Relation to Decorators

Decorators are not separate systems.

They are declarative ways to register handlers that are later attached to the EventsAPI.

Conceptual Flow

  1. Decorator stores metadata
  2. Framework bootstraps the resource
  3. Metadata is resolved
  4. Handlers are registered into the EventsAPI
  5. Events are dispatched through the same bus

From the point of view of execution, there is no difference between:

  • A handler registered via a decorator
  • A handler registered via events.on(...)

Both are dispatched identically.


Event Scopes

The Events API does not expose transport or scope details directly.

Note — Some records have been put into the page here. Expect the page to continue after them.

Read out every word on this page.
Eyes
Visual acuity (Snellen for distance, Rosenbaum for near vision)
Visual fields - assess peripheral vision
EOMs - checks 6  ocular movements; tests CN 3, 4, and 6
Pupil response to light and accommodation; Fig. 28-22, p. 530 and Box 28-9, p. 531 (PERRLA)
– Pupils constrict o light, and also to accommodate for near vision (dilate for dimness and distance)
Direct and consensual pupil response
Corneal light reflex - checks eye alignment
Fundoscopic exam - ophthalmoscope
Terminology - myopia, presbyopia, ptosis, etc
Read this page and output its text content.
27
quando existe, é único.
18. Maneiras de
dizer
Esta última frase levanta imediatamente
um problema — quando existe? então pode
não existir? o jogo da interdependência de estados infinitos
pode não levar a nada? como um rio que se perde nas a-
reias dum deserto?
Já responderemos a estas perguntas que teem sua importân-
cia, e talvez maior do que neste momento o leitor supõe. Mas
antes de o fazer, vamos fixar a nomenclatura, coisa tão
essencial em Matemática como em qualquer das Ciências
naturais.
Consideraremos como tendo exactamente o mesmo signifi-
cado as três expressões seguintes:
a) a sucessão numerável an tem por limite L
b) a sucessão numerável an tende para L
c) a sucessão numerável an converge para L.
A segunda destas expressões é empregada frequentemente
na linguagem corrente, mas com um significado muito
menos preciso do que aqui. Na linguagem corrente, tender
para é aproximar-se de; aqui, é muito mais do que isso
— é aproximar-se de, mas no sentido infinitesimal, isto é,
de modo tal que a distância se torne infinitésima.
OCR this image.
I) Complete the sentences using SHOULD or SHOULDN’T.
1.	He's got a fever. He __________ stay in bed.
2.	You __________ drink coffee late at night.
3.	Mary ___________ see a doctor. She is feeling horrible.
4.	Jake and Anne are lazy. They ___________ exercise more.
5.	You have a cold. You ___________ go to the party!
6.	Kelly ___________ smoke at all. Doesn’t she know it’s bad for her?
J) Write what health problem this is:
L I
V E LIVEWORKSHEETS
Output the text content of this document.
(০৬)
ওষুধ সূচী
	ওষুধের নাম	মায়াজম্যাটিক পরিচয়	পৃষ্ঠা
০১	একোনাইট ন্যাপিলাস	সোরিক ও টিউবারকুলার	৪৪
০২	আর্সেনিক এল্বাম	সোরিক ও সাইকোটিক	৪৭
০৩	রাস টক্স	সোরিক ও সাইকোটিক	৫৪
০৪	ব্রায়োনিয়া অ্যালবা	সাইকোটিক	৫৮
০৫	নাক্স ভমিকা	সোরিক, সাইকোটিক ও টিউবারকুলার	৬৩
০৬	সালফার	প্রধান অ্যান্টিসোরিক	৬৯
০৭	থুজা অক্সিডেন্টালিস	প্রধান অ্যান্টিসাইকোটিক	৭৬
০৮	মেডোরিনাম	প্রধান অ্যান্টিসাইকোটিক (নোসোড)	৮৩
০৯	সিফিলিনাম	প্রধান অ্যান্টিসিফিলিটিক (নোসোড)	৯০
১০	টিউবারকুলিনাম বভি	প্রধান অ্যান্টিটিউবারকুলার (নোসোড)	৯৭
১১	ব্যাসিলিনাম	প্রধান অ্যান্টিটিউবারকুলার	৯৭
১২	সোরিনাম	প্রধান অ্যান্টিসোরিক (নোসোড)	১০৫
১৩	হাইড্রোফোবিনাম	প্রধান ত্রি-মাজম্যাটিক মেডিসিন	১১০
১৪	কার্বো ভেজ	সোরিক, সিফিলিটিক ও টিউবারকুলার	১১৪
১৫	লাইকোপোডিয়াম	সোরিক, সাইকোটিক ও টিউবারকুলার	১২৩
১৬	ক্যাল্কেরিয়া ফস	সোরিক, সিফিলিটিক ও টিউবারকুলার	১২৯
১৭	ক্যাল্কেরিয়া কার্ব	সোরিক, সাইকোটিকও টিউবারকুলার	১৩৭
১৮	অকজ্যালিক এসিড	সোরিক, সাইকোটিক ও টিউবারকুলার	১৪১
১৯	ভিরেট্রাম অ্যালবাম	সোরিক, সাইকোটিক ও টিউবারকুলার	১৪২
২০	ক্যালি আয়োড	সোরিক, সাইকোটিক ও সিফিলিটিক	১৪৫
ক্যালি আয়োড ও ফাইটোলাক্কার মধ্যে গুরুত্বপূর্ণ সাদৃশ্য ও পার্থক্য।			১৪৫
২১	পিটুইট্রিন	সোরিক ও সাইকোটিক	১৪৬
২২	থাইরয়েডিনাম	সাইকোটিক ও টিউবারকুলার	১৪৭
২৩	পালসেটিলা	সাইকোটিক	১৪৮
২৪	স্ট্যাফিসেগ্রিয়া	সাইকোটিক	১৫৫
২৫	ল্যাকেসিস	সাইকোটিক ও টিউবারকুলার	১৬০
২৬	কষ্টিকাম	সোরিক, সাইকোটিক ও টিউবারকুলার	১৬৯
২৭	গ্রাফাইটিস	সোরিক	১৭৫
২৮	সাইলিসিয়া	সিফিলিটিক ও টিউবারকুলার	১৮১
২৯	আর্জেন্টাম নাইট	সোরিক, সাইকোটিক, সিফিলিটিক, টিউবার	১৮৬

Instead, it operates on logical events.

Depending on context and configuration, an event may represent:

  • A network-level event
  • A framework lifecycle event
  • A runtime or resource-level event
  • A local in-process event

The distinction is resolved internally.


Error Handling

The Events API follows strict safety rules:

  • Emitting an event never throws
  • Handler errors are caught and logged
  • One failing handler does not affect others
  • Events never block execution flow

This ensures stability even under faulty handlers.


When to Use the Events API

Use the Events API when:

  • Emitting events from services or domain logic
  • Building reusable, platform-agnostic modules
  • Needing dynamic subscriptions
  • Interacting with the core event bus directly

Use decorators when:

  • Declaring static handlers
  • Binding to lifecycle or communication entry points
  • Structuring controller interfaces

They are complementary, not exclusive.


Design Principles

The Events API is designed around:

  • A single source of truth for events
  • Clear separation between declaration and execution
  • Strong isolation and error containment
  • Platform independence

This makes the system predictable, extensible, and easy to reason about.


Summary

The Events API is the heart of OpenCore’s event system.

It provides:

  • A unified event bus
  • Platform-agnostic communication
  • A foundation for all event decorators
  • Safe and deterministic dispatch

Understanding the Events API means understanding how events work in OpenCore.